Il continue la lecture :

— « Marques particulières : tatoué au sein gauche d’une ancre et, au poignet droit, d’un bracelet avec un poisson. »

— Je n’ai aucun tatouage, répond Yves.

— Nous allons y remédier, annonce Vicente.

Myriam s’inquiète. Elle sait son mari capable de choses étranges. Vicente revient avec un morceau de charbon noir. Puis il prend solennellement le poignet d’Yves pour y tracer lui-même un mince trait noir, comme le bracelet décrit dans le livre. Yves se met à rire, à cause des chatouilles sur la peau, au creux du poignet. Ce rire irrite Myriam. Vicente veut dessiner une ancre sur le sein gauche d’Yves. Myriam trouve que son mari va trop loin et que le jeu déborde. Mais Yves déboutonne sa chemise… Son corps est bien dessiné. Et sa peau sent fort, une odeur de sueur qui surprend Myriam et que Vicente trouve excitante.
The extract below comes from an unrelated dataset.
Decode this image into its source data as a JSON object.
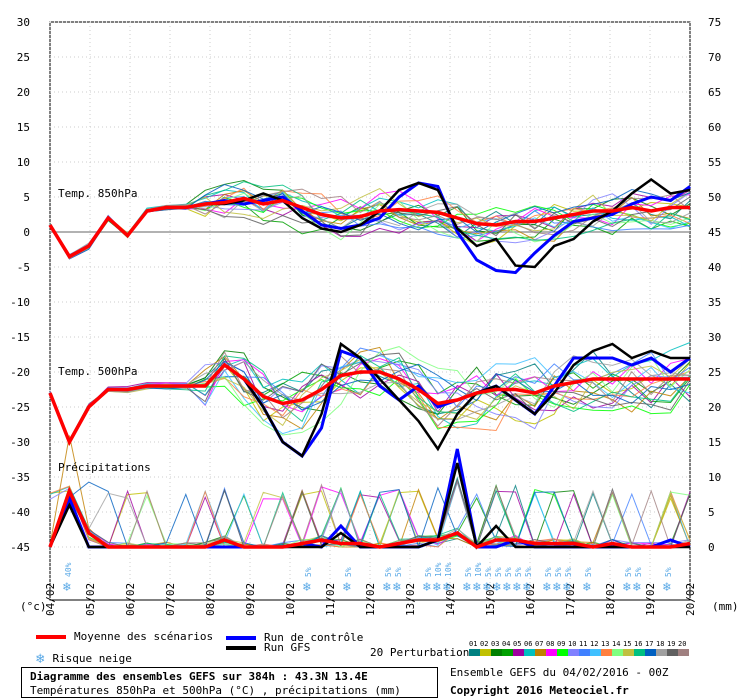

Ce soir-là dans la cuisine, Vicente comprend que Myriam et Yves sont naïfs et innocents. Le jeune provincial et la jeune étrangère. Et Vicente, qui n’a connu dans le milieu de ses parents que des enfants aguerris aux jeux des adultes, trouve cela agaçant et attirant.

Lorsque Myriam et Vicente s’étaient rencontrés, deux ans auparavant, il avait fait des sous-entendus à propos de nuits qu’il avait passées dans la maison de Gide. Myriam, qui avait lu Gide, n’avait pas saisi les allusions.

Vicente comprit que Myriam n’était pas comme les filles de sa bande, libres et savantes. Trop tard pour lui expliquer. Trop compliqué aussi. Ils étaient mariés.

Le peu de chose que Myriam avait entendu dire sur les hommes entre eux, toujours à propos d’écrivains, Oscar Wilde, Arthur Rimbaud, Verlaine et Marcel Proust, était des notions abstraites. Leurs livres ne l’avaient pas aidée à comprendre son mari, pas plus qu’ils ne lui avaient appris des choses sur la vie. C’est de vivre qui lui apprendrait, beaucoup plus tard, à comprendre les livres qu’elle avait lus dans sa jeunesse.